I jestem pewien, że na podstawie wielu lat interakcji z nami wiesz, że nasz szacunek dla wszystkich punktów widzenia i tych w rządzie jest pełny i szczery. Ci, którzy byli zdenerwowani i zaniepokojeni tym, co powiedział mówca, mają moje przeprosiny.

READ  Rosja twierdzi, że rozmieściła w Kaliningradzie najnowsze naddźwiękowe pociski Kinzal

I gdybyś nie był zdenerwowany, mógłbyś się dobrze bawić Borisa Johnsona – To kim on jest… To bardzo kontrowersyjne, ale też bardzo interesujące. Starał się być zabawny, a nie bogaty i poważny, i myślę, że musimy mu za to trochę podziękować”.

Rzecznik byłego premiera powiedział: „Pan Johnson jest silny w swojej krytyce autorytaryzmu i autorytaryzmu – w tym w Rosji i Chinach – i nadal będzie. Będzie nadal wprowadzał sprawę wolności i demokracji na światową scenę” ”.

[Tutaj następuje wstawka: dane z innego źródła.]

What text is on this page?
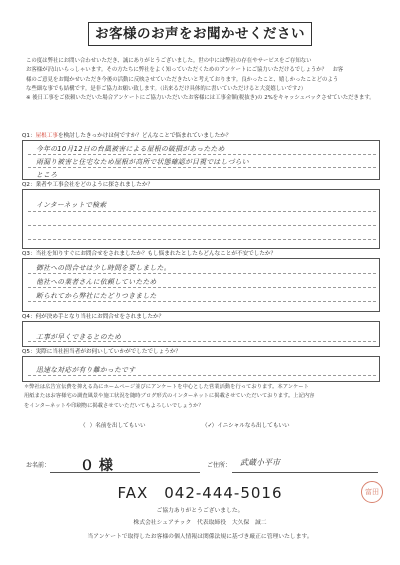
お客様のお声をお聞かせください
この度は弊社にお問い合わせいただき、誠にありがとうございました。世の中には弊社の存在やサービスをご存知ない
お客様が沢山いらっしゃいます。その方たちに弊社をよく知っていただくためのアンケートにご協力いただけるでしょうか？　お客
様のご意見をお聞かせいただき今後の活動に反映させていただきたいと考えております。良かったこと、嬉しかったことどのよう
な些細な事でも結構です。是非ご協力お願い致します。（出来るだけ具体的に書いていただけると大変嬉しいです♪）
※ 後日工事をご依頼いただいた場合アンケートにご協力いただいたお客様には工事金額(税抜き)の 2%をキャッシュバックさせていただきます。
Q1：屋根工事を検討したきっかけは何ですか？どんなことで悩まれていましたか？
今年の10月12日の台風被害による屋根の破損があったため
雨漏り被害と住宅なため屋根が高所で状態確認が目視ではしづらい
ところ
Q2：業者や工事会社をどのように探されましたか？
インターネットで検索
Q3：当社を知りすぐにお問合せをされましたか？もし悩まれたとしたらどんなことが不安でしたか？
御社への問合せは少し時間を要しました。
他社への業者さんに依頼していたため
断られてから弊社にたどりつきました
Q4：何が決め手となり当社にお問合せをされましたか？
工事が早くできるとのため
Q5：実際に当社担当者がお伺いしていかがでしたでしょうか？
迅速な対応が有り難かったです
＊弊社は広告宣伝費を抑える為にホームページ並びにアンケートを中心とした営業活動を行っております。本アンケート
用紙またはお客様宅の調査風景や施工状況を随時ブログ形式のインターネットに掲載させていただいております。上記内容
をインターネットや印刷物に掲載させていただいてもよろしいでしょうか？
（ ）名前を出してもいい	（✓）イニシャルなら出してもいい
お名前： ０ 様	ご住所： 武蔵小平市
富田
FAX　042-444-5016
ご協力ありがとうございました。
株式会社シェアテック　代表取締役　大久保　誠二
当アンケートで取得したお客様の個人情報は関係法規に基づき厳正に管理いたします。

Rzecznik Bloomberga odmówił komentarza.

Odkąd został usunięty ze stanowiska premiera, Johnson zwiększa zarobki swojego zastępcy, podróżując po świecie i wygłaszając lukratywną serię przemówień. Pokazuje najnowszy rejestr przedstawicieli grup interesu Zarobił 276 130 funtów Plus wydatki na rozmowy z agentami ubezpieczeniowymi w Stanach Zjednoczonych. Jego ostatnia podróż do Singapuru miała miejsce, gdy obradowała Izba Gmin, choć w czwartek wrócił po budżet.

Kariera polityczna Johnsona była naznaczona serią niszczycielskich gaf dyplomatycznych. W 2013 roku zasugerował, że wzrost liczby malezyjskich kobiet uczęszczających na uniwersytety wynikał z ich chęci znalezienia męża. Dwa lata później stwierdził, że prezydent USA Barack Obama miał „nienawiść” swojego poprzednika do Wielkiej Brytanii, co wywołało międzynarodowe oburzenie.

W styczniu 2017 r. ówczesny minister spraw zagranicznych został przyłapany na kamerze, gdy podczas oficjalnej podróży do Mjanmy recytował wiersz Rudyarda Kiplinga z epoki kolonialnej do lokalnych dygnitarzy. Johnson, którego oskarżono o „niesamowitą niewrażliwość”, przebywał w tym czasie w świętej świątyni buddyjskiej.

Później w tym samym roku został skrytykowany za złożenie błędnego stwierdzenia, że ​​brytyjsko-irański więzień Nazanin Zaghari-Ratcliffe „uczył ludzi dziennikarstwa”, zamiast spędzać wakacje w Iranie. Jego komentarze zostały później przytoczone przez Iran jako dowód, że angażuje się on w „propagandę przeciwko reżimowi”.